Comment maintenir en sécurité les radiateurs infrarouges de salle de bains (et garder vos clients au sec)
Installer un radiateur infrarouge sous le plafond d’une salle de bains semble simple, mais il y a un gros problème : la vapeur d’eau. Dans une salle de bains humide, la vapeur ne reste pas en place ; elle pénètre partout. Elle agit comme un conducteur pour l’électricité, créant des chemins par lesquels le courant peut s’échapper là où il ne devrait pas aller. Si l’on ne prend pas ça en compte, on risque des courts-circuits, ou pire, que quelqu’un soit électrocuté en sortant de la douche.
Comment éviter ces problèmes
Nous ne prenons aucun risque en ce qui concerne l’isolation. Nous utilisons une approche à double couche : d’abord, l’élément chauffant se trouve à l’intérieur d’un tube en quartz de haute pureté. Ensuite, ce tube est recouvert d’un revêtement – soit un polymère isolant, soit de l’aluminium pulvérisé – qui ne subit pas de corrosion. Nous veillons à ce que la résistance isolante soit bien supérieure aux exigences de sécurité minimales, afin que l’enveloppe extérieure reste complètement étanche.
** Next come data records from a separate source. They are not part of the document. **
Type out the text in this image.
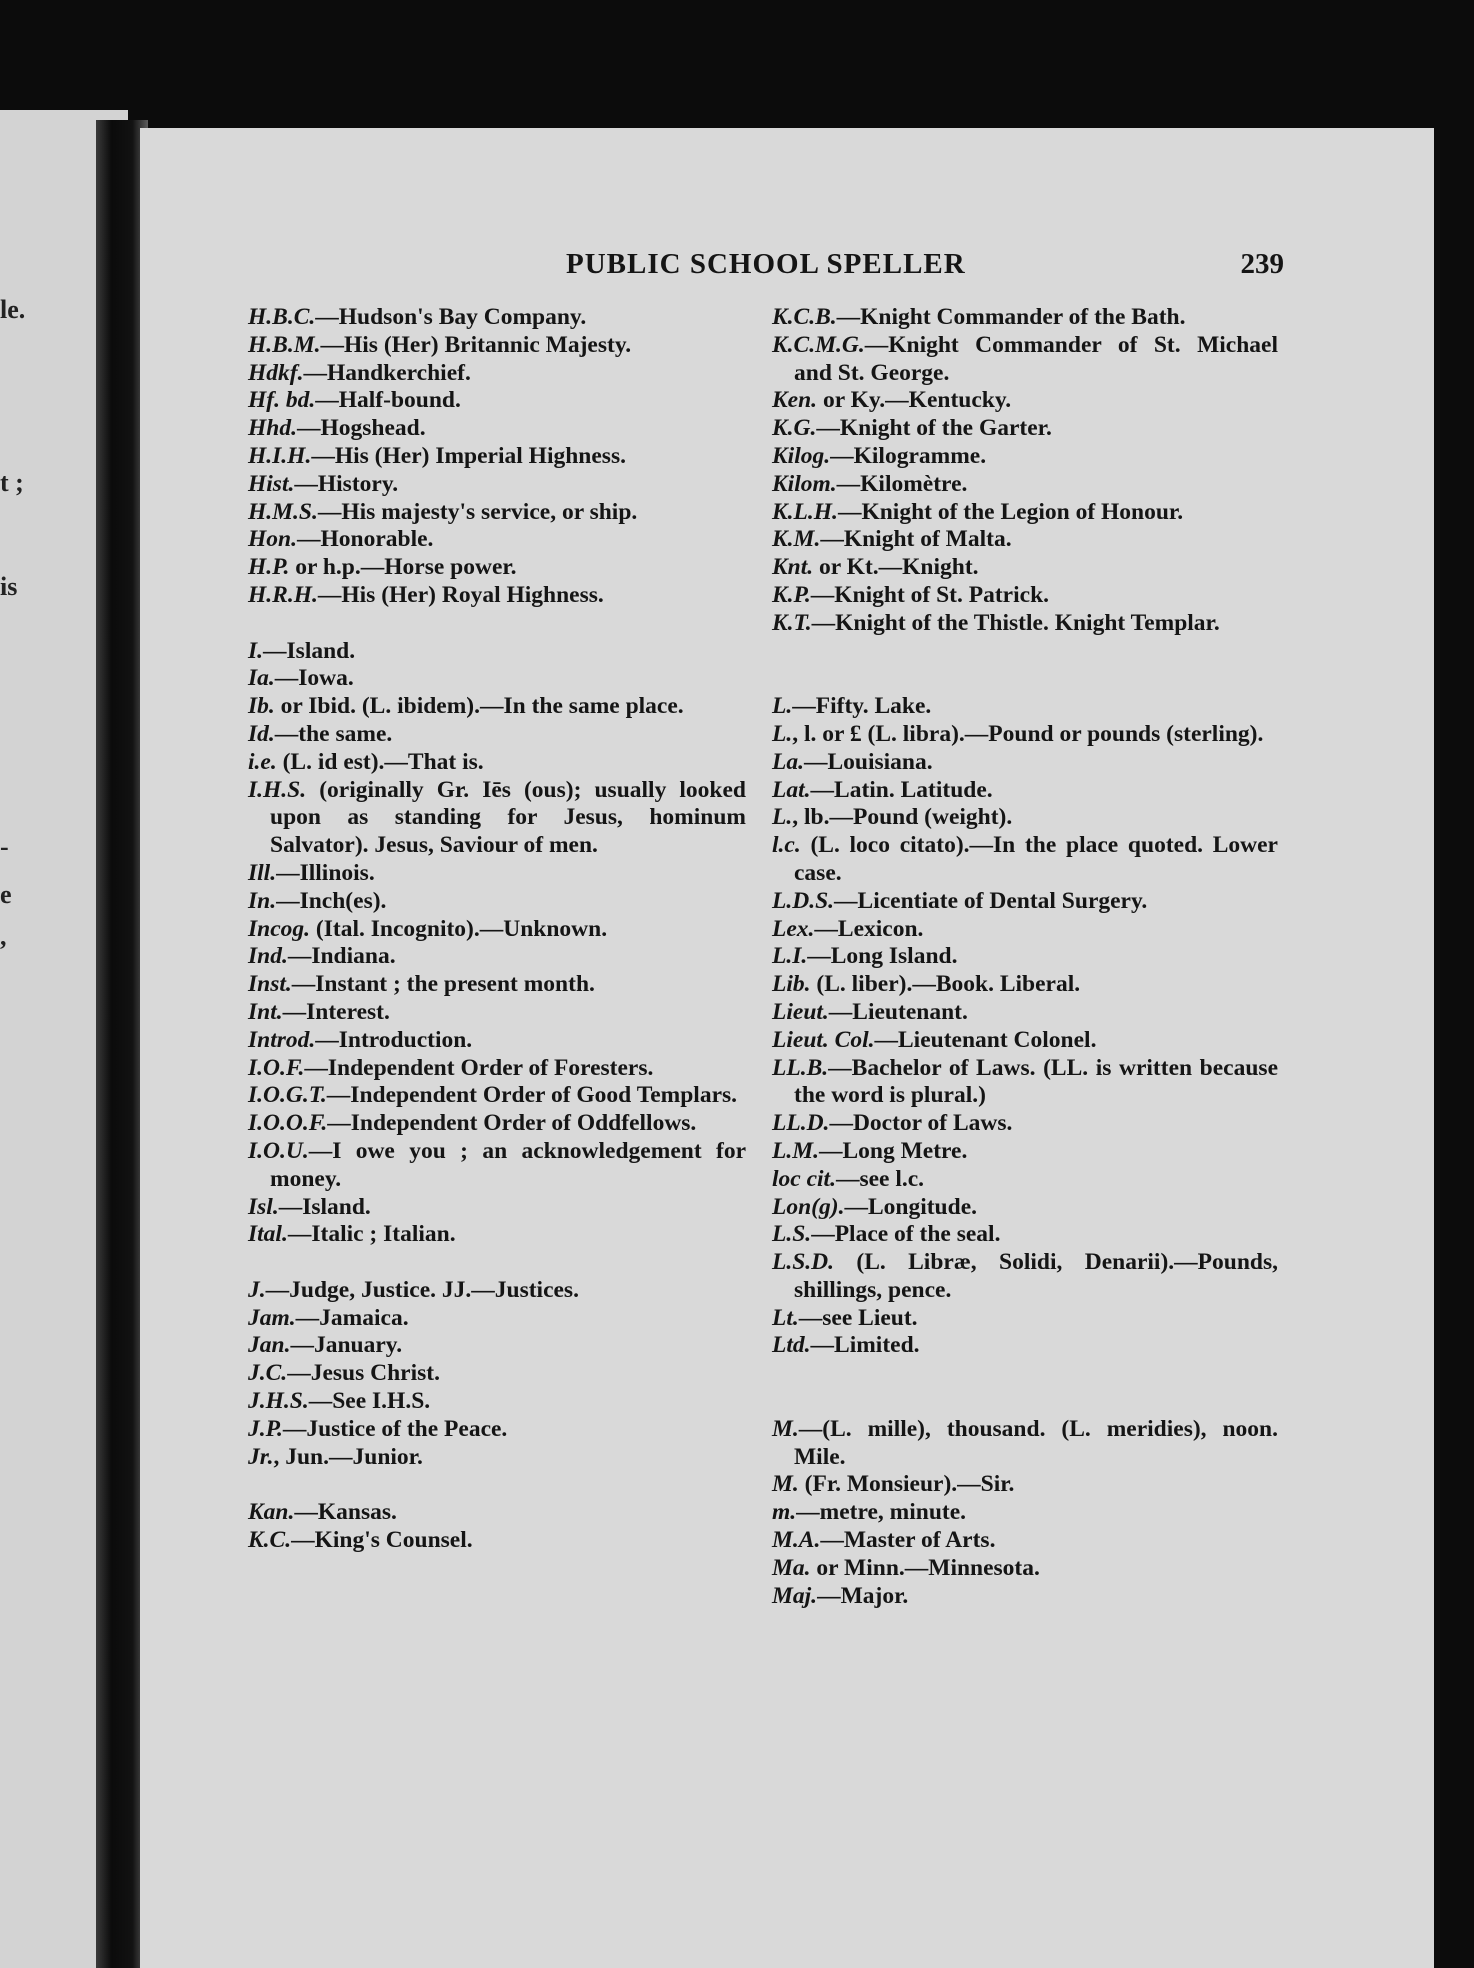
le.
t ;
is
-
e
,
PUBLIC SCHOOL SPELLER	239
H.B.C.—Hudson's Bay Company.
H.B.M.—His (Her) Britannic Majesty.
Hdkf.—Handkerchief.
Hf. bd.—Half-bound.
Hhd.—Hogshead.
H.I.H.—His (Her) Imperial Highness.
Hist.—History.
H.M.S.—His majesty's service, or ship.
Hon.—Honorable.
H.P. or h.p.—Horse power.
H.R.H.—His (Her) Royal Highness.
I.—Island.
Ia.—Iowa.
Ib. or Ibid. (L. ibidem).—In the same place.
Id.—the same.
i.e. (L. id est).—That is.
I.H.S. (originally Gr. Iēs (ous); usually looked upon as standing for Jesus, hominum Salvator). Jesus, Saviour of men.
Ill.—Illinois.
In.—Inch(es).
Incog. (Ital. Incognito).—Unknown.
Ind.—Indiana.
Inst.—Instant ; the present month.
Int.—Interest.
Introd.—Introduction.
I.O.F.—Independent Order of Foresters.
I.O.G.T.—Independent Order of Good Templars.
I.O.O.F.—Independent Order of Oddfellows.
I.O.U.—I owe you ; an acknowledgement for money.
Isl.—Island.
Ital.—Italic ; Italian.
J.—Judge, Justice. JJ.—Justices.
Jam.—Jamaica.
Jan.—January.
J.C.—Jesus Christ.
J.H.S.—See I.H.S.
J.P.—Justice of the Peace.
Jr., Jun.—Junior.
Kan.—Kansas.
K.C.—King's Counsel.
K.C.B.—Knight Commander of the Bath.
K.C.M.G.—Knight Commander of St. Michael and St. George.
Ken. or Ky.—Kentucky.
K.G.—Knight of the Garter.
Kilog.—Kilogramme.
Kilom.—Kilomètre.
K.L.H.—Knight of the Legion of Honour.
K.M.—Knight of Malta.
Knt. or Kt.—Knight.
K.P.—Knight of St. Patrick.
K.T.—Knight of the Thistle. Knight Templar.
L.—Fifty. Lake.
L., l. or £ (L. libra).—Pound or pounds (sterling).
La.—Louisiana.
Lat.—Latin. Latitude.
L., lb.—Pound (weight).
l.c. (L. loco citato).—In the place quoted. Lower case.
L.D.S.—Licentiate of Dental Surgery.
Lex.—Lexicon.
L.I.—Long Island.
Lib. (L. liber).—Book. Liberal.
Lieut.—Lieutenant.
Lieut. Col.—Lieutenant Colonel.
LL.B.—Bachelor of Laws. (LL. is written because the word is plural.)
LL.D.—Doctor of Laws.
L.M.—Long Metre.
loc cit.—see l.c.
Lon(g).—Longitude.
L.S.—Place of the seal.
L.S.D. (L. Libræ, Solidi, Denarii).—Pounds, shillings, pence.
Lt.—see Lieut.
Ltd.—Limited.
M.—(L. mille), thousand. (L. meridies), noon. Mile.
M. (Fr. Monsieur).—Sir.
m.—metre, minute.
M.A.—Master of Arts.
Ma. or Minn.—Minnesota.
Maj.—Major.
Mais le vrai secret réside dans les connexions. La plupart des radiateurs échouent à cause des joints. Si l’on utilise des terminaux standard, l’humidité les endommagera rapidement. On aura alors des oxydations, des étincelles, et finalement le radiateur ne fonctionnera plus. Pour éviter cela, nous utilisons des connecteurs étanches de classe IP65, ainsi que des jointures en silicone à chaque point de connexion. Cela transforme les fils en quelque chose de quasi invulnérable aux effets de la vapeur.
La sécurité en plus
Nous connectons tout via un système de terre dédié. Mais même avec la meilleure isolation au monde, des problèmes peuvent survenir. C’est pourquoi un disjoncteur circuit inverseur (GFCI) est indispensable. S’il y a une panne de l’isolation, le GFCI coupe immédiatement l’alimentation électrique. C’est vraiment la meilleure solution pour éviter les accidents.
Le compromis (le coût “caché”)
Il y a un inconvénient : en scellant si hermétiquement l’appareil pour empêcher l’humidité d’y pénétrer, on retient également la chaleur à l’intérieur. Comme l’air ne peut pas circuler librement pour refroidir l’appareil, la température intérieure augmente considérablement. Si l’on utilise des fils en PVC bon marché, ils vont fondre. Point final.
Pour résoudre ce problème, nous utilisons des fils en fluoropolymère de haute température (PTFE). Oui, cela rend le coût total un peu plus élevé. Mais c’est la différence entre un radiateur qui durera des années et un radiateur qui tombera en panne après seulement six mois d’utilisation.